Discount brokerages that offer free webinars and seminars
As well, many discount brokerages offer webinars that cover specific investment concepts that investors may be unfamiliar with or just not comfortable with. For example, Scotia iTrade offers an Introduction to Options seminar, where you are taught what options are, the terms and pricing of option contracts and their risk and reward features.
But with all this information available, it can sometimes feel overwhelming. "There's a lot of information on the web, there's good information and there's bad information. For example, you can start out with a legitimate website and after three clicks you're unknowingly on a blog, reading someone's rant on a company. That's not going to help you when you're trying to research a company," says Serge Pépin, vice president of investment strategy at BMO Asset Management.
Pépin says to avoid this situation stick with a trusted source, that's as independent and as unbiased as possible, and that's going to assist you in making an informed decision.

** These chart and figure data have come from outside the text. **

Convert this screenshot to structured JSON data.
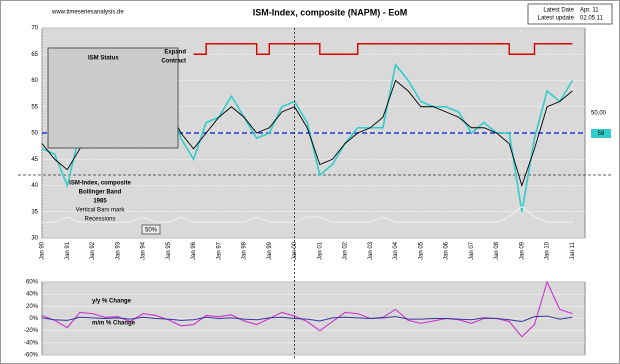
{
  "chart_data": [
    {
      "type": "line",
      "title": "ISM-Index, composite (NAPM) - EoM",
      "website": "www.timeseriesanalysis.de",
      "latest_date_label": "Latest Date",
      "latest_date": "Apr. 11",
      "latest_update_label": "Latest update",
      "latest_update": "02.05.11",
      "status_title": "ISM Status",
      "expand_label": "Expand",
      "contract_label": "Contract",
      "legend_lines": [
        "ISM-Index, composite",
        "Bollinger Band",
        "1985",
        "Vertical Bars mark",
        "Recessions"
      ],
      "band_label": "50%",
      "latest_value_label": "58",
      "x": [
        1990,
        1990.5,
        1991,
        1991.5,
        1992,
        1992.5,
        1993,
        1993.5,
        1994,
        1994.5,
        1995,
        1995.5,
        1996,
        1996.5,
        1997,
        1997.5,
        1998,
        1998.5,
        1999,
        1999.5,
        2000,
        2000.5,
        2001,
        2001.5,
        2002,
        2002.5,
        2003,
        2003.5,
        2004,
        2004.5,
        2005,
        2005.5,
        2006,
        2006.5,
        2007,
        2007.5,
        2008,
        2008.5,
        2009,
        2009.5,
        2010,
        2010.5,
        2011
      ],
      "series": [
        {
          "name": "ISM-Index, composite",
          "color": "#33cccc",
          "width": 1.6,
          "values": [
            47,
            46,
            40,
            50,
            52,
            53,
            55,
            50,
            56,
            58,
            57,
            49,
            45,
            52,
            53,
            57,
            53,
            49,
            50,
            55,
            56,
            52,
            42,
            44,
            48,
            51,
            51,
            51,
            63,
            60,
            56,
            55,
            55,
            54,
            50,
            52,
            50,
            50,
            35,
            49,
            58,
            56,
            60
          ]
        },
        {
          "color": "#000000",
          "width": 0.9,
          "values": [
            48,
            45,
            43,
            47,
            51,
            52,
            53,
            52,
            54,
            57,
            55,
            50,
            47,
            50,
            53,
            55,
            53,
            50,
            51,
            54,
            55,
            51,
            44,
            45,
            48,
            50,
            51,
            53,
            60,
            58,
            55,
            55,
            54,
            53,
            51,
            51,
            50,
            48,
            40,
            47,
            55,
            56,
            58
          ]
        },
        {
          "color": "#f0f0f0",
          "width": 1,
          "values": [
            33,
            33,
            34,
            33,
            33,
            33,
            33,
            33,
            34,
            33,
            33,
            34,
            33,
            33,
            33,
            33,
            33,
            34,
            33,
            33,
            33,
            34,
            34,
            33,
            33,
            33,
            33,
            34,
            33,
            33,
            33,
            33,
            33,
            33,
            33,
            33,
            33,
            34,
            36,
            34,
            33,
            33,
            33
          ]
        },
        {
          "color": "#dd0000",
          "width": 1.4,
          "step": true,
          "values": [
            null,
            null,
            null,
            null,
            null,
            null,
            null,
            null,
            null,
            null,
            null,
            null,
            65,
            67,
            67,
            67,
            67,
            65,
            67,
            67,
            67,
            67,
            65,
            65,
            65,
            67,
            67,
            67,
            67,
            67,
            67,
            67,
            67,
            67,
            67,
            67,
            67,
            65,
            65,
            67,
            67,
            67,
            67
          ]
        }
      ],
      "xlim": [
        1990,
        2011.5
      ],
      "ylim": [
        30,
        70
      ],
      "yticks": [
        30,
        35,
        40,
        45,
        50,
        55,
        60,
        65,
        70
      ],
      "xticks": [
        {
          "value": 1990,
          "label": "Jan 90"
        },
        {
          "value": 1991,
          "label": "Jan 91"
        },
        {
          "value": 1992,
          "label": "Jan 92"
        },
        {
          "value": 1993,
          "label": "Jan 93"
        },
        {
          "value": 1994,
          "label": "Jan 94"
        },
        {
          "value": 1995,
          "label": "Jan 95"
        },
        {
          "value": 1996,
          "label": "Jan 96"
        },
        {
          "value": 1997,
          "label": "Jan 97"
        },
        {
          "value": 1998,
          "label": "Jan 98"
        },
        {
          "value": 1999,
          "label": "Jan 99"
        },
        {
          "value": 2000,
          "label": "Jan 00"
        },
        {
          "value": 2001,
          "label": "Jan 01"
        },
        {
          "value": 2002,
          "label": "Jan 02"
        },
        {
          "value": 2003,
          "label": "Jan 03"
        },
        {
          "value": 2004,
          "label": "Jan 04"
        },
        {
          "value": 2005,
          "label": "Jan 05"
        },
        {
          "value": 2006,
          "label": "Jan 06"
        },
        {
          "value": 2007,
          "label": "Jan 07"
        },
        {
          "value": 2008,
          "label": "Jan 08"
        },
        {
          "value": 2009,
          "label": "Jan 09"
        },
        {
          "value": 2010,
          "label": "Jan 10"
        },
        {
          "value": 2011,
          "label": "Jan 11"
        }
      ],
      "threshold": {
        "value": 50,
        "label": "50,00"
      },
      "hline": 42,
      "vline": 2000,
      "grid": true
    },
    {
      "type": "line",
      "series": [
        {
          "name": "y/y % Change",
          "color": "#cc33cc",
          "width": 1.1,
          "values": [
            5,
            -3,
            -15,
            10,
            8,
            2,
            3,
            -5,
            8,
            5,
            -2,
            -12,
            -10,
            5,
            3,
            6,
            -4,
            -10,
            0,
            10,
            4,
            -5,
            -20,
            -5,
            10,
            8,
            0,
            2,
            15,
            -3,
            -8,
            -4,
            0,
            -2,
            -8,
            0,
            0,
            -5,
            -30,
            -10,
            60,
            15,
            8
          ]
        },
        {
          "name": "m/m % Change",
          "color": "#333399",
          "width": 1,
          "values": [
            1,
            -2,
            -3,
            2,
            1,
            0,
            1,
            -1,
            2,
            0,
            -1,
            -3,
            -2,
            2,
            0,
            1,
            -1,
            -2,
            1,
            2,
            0,
            -1,
            -4,
            1,
            2,
            1,
            0,
            1,
            3,
            -1,
            -1,
            0,
            0,
            -1,
            -2,
            1,
            0,
            -2,
            -5,
            3,
            4,
            -1,
            2
          ]
        }
      ],
      "ylim": [
        -60,
        60
      ],
      "yticks": [
        {
          "value": 60,
          "label": "60%"
        },
        {
          "value": 40,
          "label": "40%"
        },
        {
          "value": 20,
          "label": "20%"
        },
        {
          "value": 0,
          "label": "0%"
        },
        {
          "value": -20,
          "label": "-20%"
        },
        {
          "value": -40,
          "label": "-40%"
        },
        {
          "value": -60,
          "label": "-60%"
        }
      ],
      "grid": true
    }
  ]
}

Some research features to look for on discount brokerage sites:
Most discount brokers have some sort of screener that lets you find the specific stocks, mutual funds or ETFs that match a set of criteria like industry sectors, fund categories and performance, among many other options. A watch-list is also a great tool to help you manage your portfolio; it allows you to track investments that you don't own but are thinking of buying and to see their performance relative to benchmarks.
When you're researching a stock, the company's financials should be visible, including the income statement, balance sheet and cash flow statement. You should also be able to find fundamental stats like price-to-book (P/B) and price-to-earnings (P/E) relative to the industry, as well as a detailed company profile, giving you a business summary and price information on the stock since its inception.

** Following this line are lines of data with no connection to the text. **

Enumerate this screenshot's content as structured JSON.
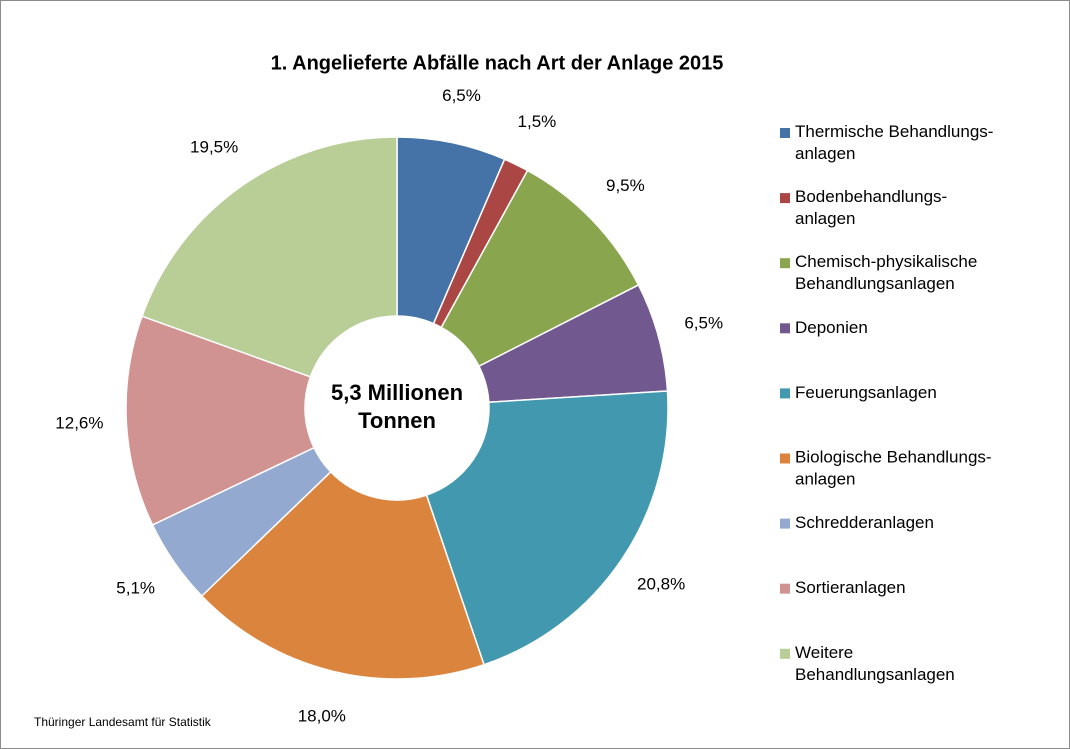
{
  "chart_data": {
    "type": "donut",
    "title": "1. Angelieferte Abfälle nach Art der Anlage 2015",
    "center_label": "5,3 Millionen\nTonnen",
    "source": "Thüringer Landesamt für Statistik",
    "categories": [
      "Thermische Behandlungs-\nanlagen",
      "Bodenbehandlungs-\nanlagen",
      "Chemisch-physikalische\nBehandlungsanlagen",
      "Deponien",
      "Feuerungsanlagen",
      "Biologische Behandlungs-\nanlagen",
      "Schredderanlagen",
      "Sortieranlagen",
      "Weitere\nBehandlungsanlagen"
    ],
    "values": [
      6.5,
      1.5,
      9.5,
      6.5,
      20.8,
      18.0,
      5.1,
      12.6,
      19.5
    ],
    "value_labels": [
      "6,5%",
      "1,5%",
      "9,5%",
      "6,5%",
      "20,8%",
      "18,0%",
      "5,1%",
      "12,6%",
      "19,5%"
    ],
    "colors": [
      "#4572a7",
      "#aa4643",
      "#89a54e",
      "#71588f",
      "#4198af",
      "#db843d",
      "#93a9cf",
      "#d19392",
      "#b9cd96"
    ],
    "legend": "right"
  }
}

Since discount brokerages can't provide advice, your way of getting an expert's opinion of the company is to read the analyst reports that are provided. They're full of useful information and when used properly they can be a valuable tool.

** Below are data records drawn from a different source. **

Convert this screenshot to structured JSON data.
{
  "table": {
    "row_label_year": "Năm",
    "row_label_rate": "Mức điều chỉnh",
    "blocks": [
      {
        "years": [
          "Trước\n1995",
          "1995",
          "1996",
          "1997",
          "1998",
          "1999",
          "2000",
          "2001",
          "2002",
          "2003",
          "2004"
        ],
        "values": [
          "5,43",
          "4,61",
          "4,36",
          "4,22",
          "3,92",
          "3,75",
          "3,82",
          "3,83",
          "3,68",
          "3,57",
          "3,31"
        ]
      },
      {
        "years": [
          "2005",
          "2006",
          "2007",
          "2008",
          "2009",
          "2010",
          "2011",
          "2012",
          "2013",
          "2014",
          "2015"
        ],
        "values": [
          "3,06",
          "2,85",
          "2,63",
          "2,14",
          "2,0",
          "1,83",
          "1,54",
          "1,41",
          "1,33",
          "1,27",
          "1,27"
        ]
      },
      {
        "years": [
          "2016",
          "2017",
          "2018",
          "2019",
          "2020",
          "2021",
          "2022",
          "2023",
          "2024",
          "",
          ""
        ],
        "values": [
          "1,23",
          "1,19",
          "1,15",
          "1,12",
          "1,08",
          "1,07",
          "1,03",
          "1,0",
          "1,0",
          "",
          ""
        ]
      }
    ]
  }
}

Pépin says that sometimes they can appear daunting especially for novice investors. However, once you start reading them the structure and terminology will become more familiar.
Generally, in the report there is a buy, sell or hold recommendation. But, don't use one analyst's recommendation as your core reason for choosing a stock or fund; "Choosing a stock solely on analyst reports can be dangerous since some analysts can be bullish on a stock while others could be either neutral or bearish," says Pépin.
The most important factor to consider is how the analyst reached his decision. Try to figure out why the analyst is or isn't bullish on the company, and how he reached his conclusion because his reasons may not resonate with your own investment thesis.
Shop around and check out other legitimate third-party research websites, such as Morningstar to compare analyst choices and see which one aligns with your own investment philosophy.
In the end, finding the right investments is not going to be easy. However, if you do your homework before pulling the trigger, the hard work should pay off. "Research is an exercise you can't avoid. It's an important exercise and it can add a lot of value to your portfolio if you spend time researching," says Pépin.